Color the World Orange events took place across the United States and around the world, and social media sites such as Facebook, Instagram, and Twitter took notice.ColorTheWorldOrange.com also documented the occasion.
Among the highlights:
- Official proclamations recognizing Color the World Orange Day and CRPS were issued in 37 states, including: Alabama, Arkansas, Arizona, California, Colorado, Connecticut, Delaware, Florida, Georgia, Illinois, Indiana, Louisiana, Maryland, Massachusetts, Michigan, Minnesota, Mississippi, Missouri, Montana, New Hampshire, Nevada, New Jersey, New York, North Carolina, Ohio, Oklahoma, Oregon, Pennsylvania, South Carolina, South Dakota, Tennessee, Texas, Utah, Virginia, Washington, West Virginia, and Wisconsin
- IF YOU DON’T SEE YOUR STATE LISTED, CONTACT YOUR GOVERNOR AND MAKE SURE YOU’RE INCLUDED NEXT YEAR!
- In Australia, the Queensland Performing Arts Center was lit up orange, as was the Wheel of Brisbane, the SKYPOINT Observation Deck, and the Melbourne Star Observation Wheel
- And in the UK, Color the World Orange Day is being followed up by a CRPS Conference on November 14th in Bath
While the day was truly a worldwide event, it was local outreach that helped leave lasting impressions.
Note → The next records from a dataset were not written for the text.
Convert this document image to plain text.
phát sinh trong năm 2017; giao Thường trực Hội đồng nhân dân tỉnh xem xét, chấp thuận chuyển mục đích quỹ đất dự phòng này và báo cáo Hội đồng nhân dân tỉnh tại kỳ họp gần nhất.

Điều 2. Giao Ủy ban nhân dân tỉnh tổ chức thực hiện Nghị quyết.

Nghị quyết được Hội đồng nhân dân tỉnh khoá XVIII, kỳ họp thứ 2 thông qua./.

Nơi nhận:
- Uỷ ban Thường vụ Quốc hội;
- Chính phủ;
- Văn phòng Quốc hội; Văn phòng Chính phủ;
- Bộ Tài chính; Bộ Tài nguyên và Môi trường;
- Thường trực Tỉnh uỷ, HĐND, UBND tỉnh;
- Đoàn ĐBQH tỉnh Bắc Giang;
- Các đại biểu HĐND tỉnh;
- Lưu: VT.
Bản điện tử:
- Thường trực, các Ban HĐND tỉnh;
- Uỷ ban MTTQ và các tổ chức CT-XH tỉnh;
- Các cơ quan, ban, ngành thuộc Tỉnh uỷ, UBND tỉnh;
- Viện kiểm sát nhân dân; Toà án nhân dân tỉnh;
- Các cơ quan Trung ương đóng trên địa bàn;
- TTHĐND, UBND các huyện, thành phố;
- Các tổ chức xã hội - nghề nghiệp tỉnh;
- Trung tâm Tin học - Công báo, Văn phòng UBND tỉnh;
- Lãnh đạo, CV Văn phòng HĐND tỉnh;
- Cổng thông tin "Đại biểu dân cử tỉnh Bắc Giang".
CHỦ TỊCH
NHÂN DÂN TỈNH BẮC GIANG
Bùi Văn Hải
In Apalachin, NY, Kirah DeCarlo and Ashley Krause shared their experiencesliving with CRPS with WBNG Action News. And in Meadville, PA, Brandon Beuchat and his mother Cheryl talked to The Meadville Tribune about what his life with CRPS has been like.
DeCarlo described her CRPS as “tingling–your arm in spots can be numb, but you’re still in horrendous pain.”
Beuchat said, “It’s pretty much like living with a broken bone every day, with nothing to do about it. It just sucks.” His mother added, “To look at my son, you wouldn’t know there was anything wrong with him. People don’t realize how much pain these people struggle with.”
While there is currently no routine treatment for CRPS, those involved in Color the World Orange Day hope that, by raising awareness, more treatments will eventually be made available.
“I can’t deal with this anymore,” said Krause. “It’s hard, and it’s known as a suicide disease.” Ultimately, she wants the same thing anyone with CRPS would want. “A cure,” she says. “That’s all I’m asking for.”